In his article Did Phelps Really Explain Inflation?, Austrian economist Frank Shostak takes a number of issues with the Phelps-Friedman view. Firstly, the idea that money, created out of thin air, gives each individual now has more money, is false. Rather than being dispersed equally, some receive money first while others receive it later. Therefore, the first recipients are the beneficiaries of the new money, allowing them to purchase more goods at the expense of the late recipients. This is sometimes known as the “Cantillon Effect”.
Money created “out of thin air”, as Shostak writes, undermines real economic growth. Stagflation is another consequence of a loose monetary policy, to which both Shostak and Phelps-Friedman agree. Shostak asserts however that the result of monetary inflation “weakens the pace of economic growth and at the same time raises the rate of increase of the prices of goods and services.
Conclusion
The earlier links between inflation and unemployment, were in no doubt, an interesting discovery. However, correlation is not causation, as can be seen in the examples of the UK in 1960s and the US in 1970s. Phillips made a valuable contribution to the economic field with his work, however the conclusions drawn by others, after the fact have had disastrous results for currencies and markets.

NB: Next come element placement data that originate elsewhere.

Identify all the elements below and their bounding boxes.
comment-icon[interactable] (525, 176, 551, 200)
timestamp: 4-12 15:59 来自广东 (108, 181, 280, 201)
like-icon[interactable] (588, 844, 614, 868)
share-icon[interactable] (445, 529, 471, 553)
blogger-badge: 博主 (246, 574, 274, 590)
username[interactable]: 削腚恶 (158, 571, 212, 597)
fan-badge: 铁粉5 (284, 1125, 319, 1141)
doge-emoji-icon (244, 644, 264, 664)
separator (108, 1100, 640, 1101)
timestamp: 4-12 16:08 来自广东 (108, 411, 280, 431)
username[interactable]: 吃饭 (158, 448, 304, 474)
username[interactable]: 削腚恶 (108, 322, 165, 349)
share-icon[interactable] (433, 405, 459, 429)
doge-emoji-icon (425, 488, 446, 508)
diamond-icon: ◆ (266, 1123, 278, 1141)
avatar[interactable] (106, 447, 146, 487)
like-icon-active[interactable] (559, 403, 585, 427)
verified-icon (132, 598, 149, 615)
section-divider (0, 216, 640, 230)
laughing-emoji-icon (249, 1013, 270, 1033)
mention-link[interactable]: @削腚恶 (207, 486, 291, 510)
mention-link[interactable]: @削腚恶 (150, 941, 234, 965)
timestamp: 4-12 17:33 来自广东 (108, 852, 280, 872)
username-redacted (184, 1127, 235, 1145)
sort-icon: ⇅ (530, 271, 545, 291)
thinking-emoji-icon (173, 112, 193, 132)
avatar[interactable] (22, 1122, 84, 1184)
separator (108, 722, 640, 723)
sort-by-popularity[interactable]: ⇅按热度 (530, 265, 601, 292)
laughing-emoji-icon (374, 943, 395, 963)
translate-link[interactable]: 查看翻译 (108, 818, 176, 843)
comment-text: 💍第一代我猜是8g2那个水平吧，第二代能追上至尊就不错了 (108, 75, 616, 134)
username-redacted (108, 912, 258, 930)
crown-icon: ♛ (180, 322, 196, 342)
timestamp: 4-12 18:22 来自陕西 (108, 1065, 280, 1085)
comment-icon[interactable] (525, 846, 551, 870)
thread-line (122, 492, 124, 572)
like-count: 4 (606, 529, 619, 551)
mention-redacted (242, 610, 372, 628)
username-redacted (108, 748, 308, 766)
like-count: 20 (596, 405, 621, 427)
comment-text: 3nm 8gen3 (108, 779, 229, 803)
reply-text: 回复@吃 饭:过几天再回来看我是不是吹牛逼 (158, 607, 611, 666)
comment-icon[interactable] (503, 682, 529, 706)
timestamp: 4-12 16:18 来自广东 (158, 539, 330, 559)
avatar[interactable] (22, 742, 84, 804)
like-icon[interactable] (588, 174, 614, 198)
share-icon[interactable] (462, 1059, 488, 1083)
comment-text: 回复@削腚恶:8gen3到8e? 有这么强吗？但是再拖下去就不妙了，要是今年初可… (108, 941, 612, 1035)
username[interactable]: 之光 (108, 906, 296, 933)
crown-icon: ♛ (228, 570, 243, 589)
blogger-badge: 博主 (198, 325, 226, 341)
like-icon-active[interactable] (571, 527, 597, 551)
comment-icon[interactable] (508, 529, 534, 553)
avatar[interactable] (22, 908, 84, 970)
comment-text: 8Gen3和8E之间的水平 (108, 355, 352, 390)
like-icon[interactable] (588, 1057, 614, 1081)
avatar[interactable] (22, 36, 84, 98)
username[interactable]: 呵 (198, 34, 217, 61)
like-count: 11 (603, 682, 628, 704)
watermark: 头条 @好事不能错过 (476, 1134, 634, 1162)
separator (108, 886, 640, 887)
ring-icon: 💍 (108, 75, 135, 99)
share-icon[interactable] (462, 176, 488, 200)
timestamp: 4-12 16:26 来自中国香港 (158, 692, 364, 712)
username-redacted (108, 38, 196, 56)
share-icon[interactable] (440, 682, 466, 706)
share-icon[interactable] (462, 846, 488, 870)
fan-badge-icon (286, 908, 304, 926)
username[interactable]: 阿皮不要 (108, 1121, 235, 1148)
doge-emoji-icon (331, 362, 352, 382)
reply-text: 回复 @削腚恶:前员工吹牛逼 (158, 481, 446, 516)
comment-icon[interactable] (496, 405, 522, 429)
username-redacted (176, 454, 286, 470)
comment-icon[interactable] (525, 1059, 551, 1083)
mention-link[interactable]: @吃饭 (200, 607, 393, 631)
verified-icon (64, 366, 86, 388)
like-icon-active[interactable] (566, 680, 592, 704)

As we come to the end of 2021, inflation in the UK is set to hit 4% as the Bank of England looks to increase their base rate from 0.1% to 0.25%, with more possible hikes to follow. Labour, energy costs and supply chain issues are still causing problems for producers. Maybe this has something more to do with the billions the UK government has thrown into the economy in the past 18 months, rather than an unreliable link between inflation and unemployment.